Adam Rich, the child star of Eight Is Enough, has died at the age of 54

Adam Rich, the child star of Eight Is Enough, has died at the age of 54

Adam Rich, the child star of Eight Is Enough, has died at the age of 54

Adam Rich, the pageboy child actor who charmed television audiences as “America’s little brother” on “Eight is Enough,” has died. his publicist wrote in a statement Sunday. He was 54 years old.

Rich died Saturday at his home in the Brentwood neighborhood of Los Angeles, said Lieutenant Aimee Earl of the Los Angeles County Coroner’s Office. The cause of death was investigated but not considered suspicious.

Rich had a limited acting career after playing Nicholas Bradford, the youngest of eight children, at the age of 8, in the hit ABC drama which ran from 1977 to 1981.

He had several run-ins with the police related to drugs and alcohol – and sought treatment at the Betty Ford Center in Rancho Mirage.

Rich suffered from a type of depression that eluded treatment and was trying to erase the stigma of talking about mental illness, publicist Danny Deraney said. For years he tried experimental drugs without success.

Obi Adam Rich
Adam Rich, a former child actor who starred in the 1970s TV show “Eight is Enough,” leaves the sheriff’s office after posting bail in the City of Industry, California, December 18, 2002.

Jean-Marc Bouju/AP


Deraney said he and others close to Rich had been concerned in recent weeks when they were unable to contact him.

“He was just a very kind, generous, loving soul,” Deraney said in a statement. “Being a famous actor wasn’t necessarily what he wanted to be. … He had no ego, not an ounce.”

Deraney also shared memories of Rich on Twitter, writing: “Adam and I were talking about baseball on the phone. We both loved the Yankees, but he loved the Dodgers a little more… Something you didn’t know… He was in New York in December 1980 and I met John Lennon the day he died.”

Rich discussed his mental health on Twitter and noted in October that he had been sober for seven years. He said he wasn’t perfect – referring to arrests, multiple stays in rehab, several overdoses and “countless detoxes (and) relapses” – and urged his nearly 19,000 followers to never give up.

“Human beings were not made to endure mental illness,” Rich tweeted in September. “The very fact that some people think they are weak or lack willpower is totally ridiculous…because it is the complete opposite! It takes a very, very strong person… a warrior, if you will… to fight diseases like this.”

Rich posted a photo of himself in his heyday with former child star Mickey Rooney.

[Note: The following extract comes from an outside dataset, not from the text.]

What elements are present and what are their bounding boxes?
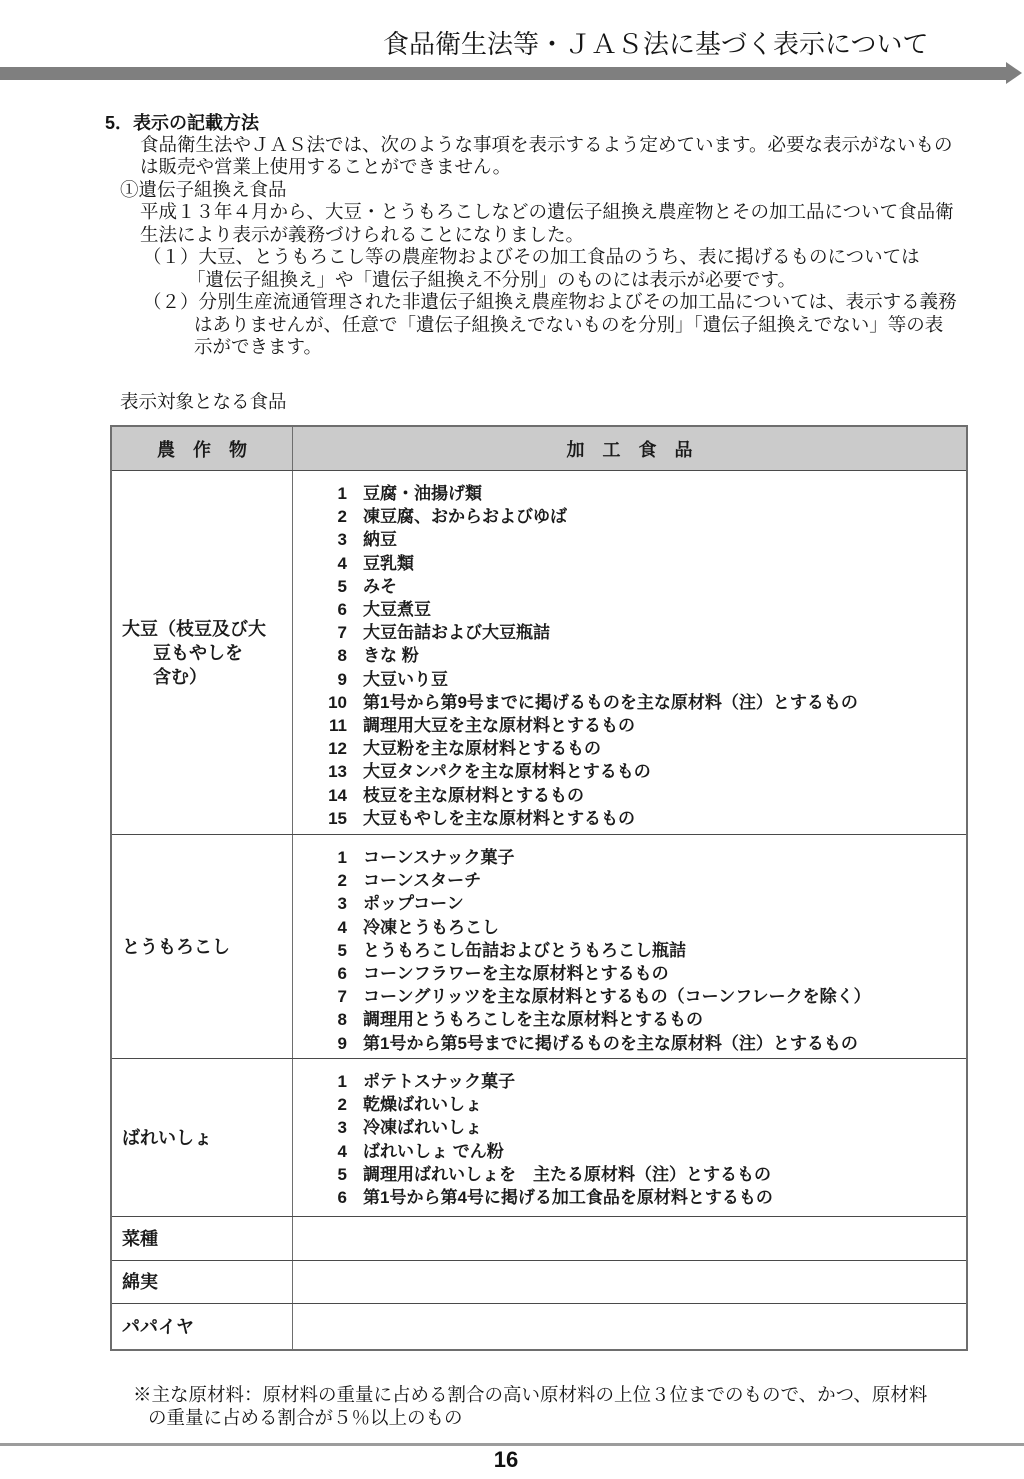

“Everyone was telling me, ‘You’re the modern day Mickey Rooney,'” he tweeted. “But when Mickey Rooney told me himself, it meant so much more to me!”

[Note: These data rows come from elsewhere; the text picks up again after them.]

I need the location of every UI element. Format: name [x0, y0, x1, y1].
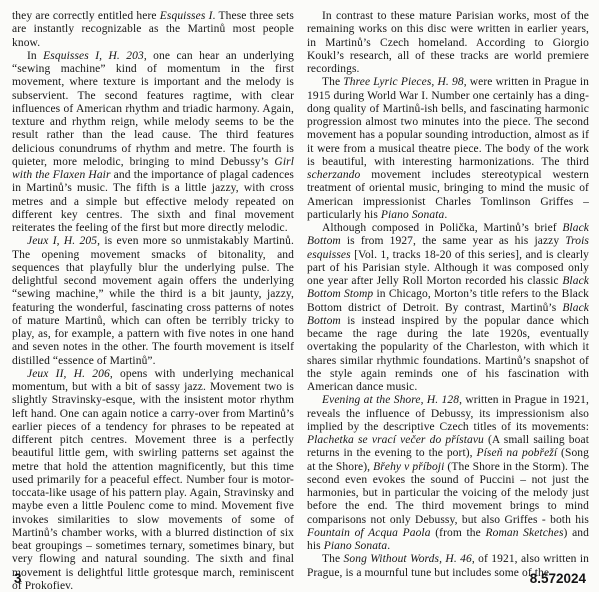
paragraph: Although composed in Polička, Martinů’s …	[307, 222, 589, 394]
booklet-page: they are correctly entitled here Esquiss…	[0, 0, 599, 592]
paragraph: In contrast to these mature Parisian wor…	[307, 10, 589, 76]
catalog-number: 8.572024	[530, 571, 586, 586]
page-number: 3	[14, 571, 22, 586]
paragraph: The Three Lyric Pieces, H. 98, were writ…	[307, 76, 589, 222]
paragraph: Evening at the Shore, H. 128, written in…	[307, 394, 589, 553]
paragraph: they are correctly entitled here Esquiss…	[12, 10, 294, 50]
paragraph: Jeux II, H. 206, opens with underlying m…	[12, 368, 294, 592]
page-footer: 3 8.572024	[14, 571, 586, 586]
paragraph: In Esquisses I, H. 203, one can hear an …	[12, 50, 294, 236]
paragraph: Jeux I, H. 205, is even more so unmistak…	[12, 235, 294, 368]
text-column-right: In contrast to these mature Parisian wor…	[307, 10, 589, 592]
text-columns: they are correctly entitled here Esquiss…	[12, 10, 588, 592]
text-column-left: they are correctly entitled here Esquiss…	[12, 10, 294, 592]
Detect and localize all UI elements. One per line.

Almost 27 years ago, Rich was involved in a hoax that Might magazine published about an actor who was killed in a Los Angeles nightclub robbery in 1996. An article in an obscure magazine was intended to be a satire on America’s obsession with celebrities, but backfired when the forgery was exposed.

“I think we were a bit too subtle. People didn’t get the joke,” Rich later told the Chicago Tribune. “I don’t want to be dead.”

Rich was the younger brother of a generation of television viewers as the son of a newspaper columnist played by Dick Van Patten, who is left to raise eight children alone after his wife on the show – and the actress who played her – died during the filming of the first season.

According to IMDB.com, Rich starred in the TV series “Code Red” from 1981-82 and voiced the character Presto the Magician on “Dungeons & Dragons” from 1983-85. He reprized his most famous role in the two TV movies “Eight is Enough”.

But the balance in his acting career came down to one-episode appearances on some of the most popular TV shows of the time: “The Love Boat”, “The Six Million Dollar Man”, “Silver Spoons” and “Baywatch”. His most recent credit on IMDB was playing Crocodile Dundee on Reel Comedy in 2003.